Construction of over 12,500 new affordable homes was started in London during the 2017/18 financial year, surpassing the yearly target Sadiq Khan has set for himself, according to government figures just published by City Hall.
Work got underway on a total of 12,526 dwellings across the capital during the twelve months in question, comprising 2,826 for letting at “social rent level”, 2,973 at other “affordable rent” levels, and 6,688 low cost home ownership properties, a mixture of shared ownership homes and Khan’s signature London Living Rent tenure, which enables middle income households to buy a percentage of their home in the longer term. A further 39 of the affordable “starts” are described as “other intermediate” market types.
The figures will fortify Khan against opposition criticism that he hasn’t made enough progress with his affordable homes programme, having secured £3.15bn from the government in November 2016 to allocate to London’s affordable housing providers. In February, housing minister Dominic Raab echoed London Conservatives in claiming that the Mayor was “badly failing to keep his promises” on affordable homes.
At that time, the figures for April-December 2017 showed that 2,221 starts on homes receiving funding from the Mayor had taken place. However, by the end of January the number had risen sharply, and Khan’s deputy mayor for housing James Murray said at the time that “it tends to be that more more starts are registered towards the end of the year”.
The new figures are being hailed by the London Labour Party as a vindication of their party’s approach to tackling affordable housing shortages in the capital as it seeks to make significant gains in the borough council elections on 3 May.
There is particular satisfaction with the social rent level starts, which form a relatively small part of Khan’s affordable starts total but still outnumber what was achieved each year throughout Boris Johnson’s second mayoral term, with the figure falling to nil in his final year. Labour say that Khan has “ditched Boris Johnson’s dodgy definition of ‘affordable'” and that “these new homes are truly affordable to Londoners”.

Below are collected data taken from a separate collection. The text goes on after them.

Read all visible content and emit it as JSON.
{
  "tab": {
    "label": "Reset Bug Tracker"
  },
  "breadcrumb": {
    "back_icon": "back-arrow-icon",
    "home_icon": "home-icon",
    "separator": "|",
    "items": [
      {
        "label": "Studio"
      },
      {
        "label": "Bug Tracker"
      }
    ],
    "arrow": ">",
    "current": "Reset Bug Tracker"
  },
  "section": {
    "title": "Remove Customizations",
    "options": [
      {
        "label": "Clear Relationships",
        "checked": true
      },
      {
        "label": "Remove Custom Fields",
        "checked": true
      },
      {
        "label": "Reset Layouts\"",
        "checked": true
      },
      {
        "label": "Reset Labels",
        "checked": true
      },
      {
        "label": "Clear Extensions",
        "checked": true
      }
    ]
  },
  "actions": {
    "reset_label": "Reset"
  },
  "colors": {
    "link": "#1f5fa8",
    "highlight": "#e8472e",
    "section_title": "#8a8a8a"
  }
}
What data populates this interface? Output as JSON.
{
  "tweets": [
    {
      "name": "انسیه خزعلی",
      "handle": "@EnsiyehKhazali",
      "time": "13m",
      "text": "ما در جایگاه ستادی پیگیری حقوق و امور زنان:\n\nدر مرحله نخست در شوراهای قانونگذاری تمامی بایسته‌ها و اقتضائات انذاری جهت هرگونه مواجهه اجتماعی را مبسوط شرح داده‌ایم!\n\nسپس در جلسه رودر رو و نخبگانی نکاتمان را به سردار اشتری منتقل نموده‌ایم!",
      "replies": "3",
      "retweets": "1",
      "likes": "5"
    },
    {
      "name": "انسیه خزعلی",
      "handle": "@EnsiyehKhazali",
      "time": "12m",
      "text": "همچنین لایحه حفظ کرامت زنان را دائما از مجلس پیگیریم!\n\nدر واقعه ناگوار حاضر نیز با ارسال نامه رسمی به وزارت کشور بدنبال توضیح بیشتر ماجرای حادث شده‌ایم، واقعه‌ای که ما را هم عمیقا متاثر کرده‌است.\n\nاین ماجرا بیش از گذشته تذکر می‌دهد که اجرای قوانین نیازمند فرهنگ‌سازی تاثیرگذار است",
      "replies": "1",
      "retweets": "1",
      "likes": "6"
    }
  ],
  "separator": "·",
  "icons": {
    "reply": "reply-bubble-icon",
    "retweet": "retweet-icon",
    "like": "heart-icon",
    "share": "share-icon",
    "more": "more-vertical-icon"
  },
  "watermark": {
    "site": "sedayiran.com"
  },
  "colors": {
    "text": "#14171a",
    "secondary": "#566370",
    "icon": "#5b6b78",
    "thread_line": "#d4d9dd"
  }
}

The 2017/18 overall affordable starts total is also higher than that for any year since 2012/13, which was also the most productive of Johnson’s second mayoralty, when work on 10,128 new affordable homes was begun.
The number of affordable starts is influenced by factors that were already in play, including the availability of land and the planning permission “pipeline” previously established, as well as the amount of funding support from City Hall. Progress will have been helped by the good relationship Khan’s housing team is reported to have formed with the capital’s larger housing associations, which will deliver the majority of the 90,000 “genuinely affordable” homes the £3.15bn is intended to help finance over a five-year period.
Khan said that today’s figures “show that at City Hall we have begun to lay the groundwork for turning around London’s housing crisis” and Labour leader Jeremy Corbyn said that “these figures show what can be achieved when Labour is in power”.
Richard Brown, research director at think tank Centre for London, said the new figures “show an impressive achievement considering that the first major allocations of the homes for Londoners programme were made less than a year ago”.
Khan’s progress in 2017/18 has been helped not only by the larger sums made available to him by the government but also by the terms on which it has been dispensed, which housing associations have found more agreeable than was the case with his predecessor. Under Johnson, some declined to bid for mayoral cash because they would have been required to build some homes they did not consider sufficiently “affordable” for those in need of them.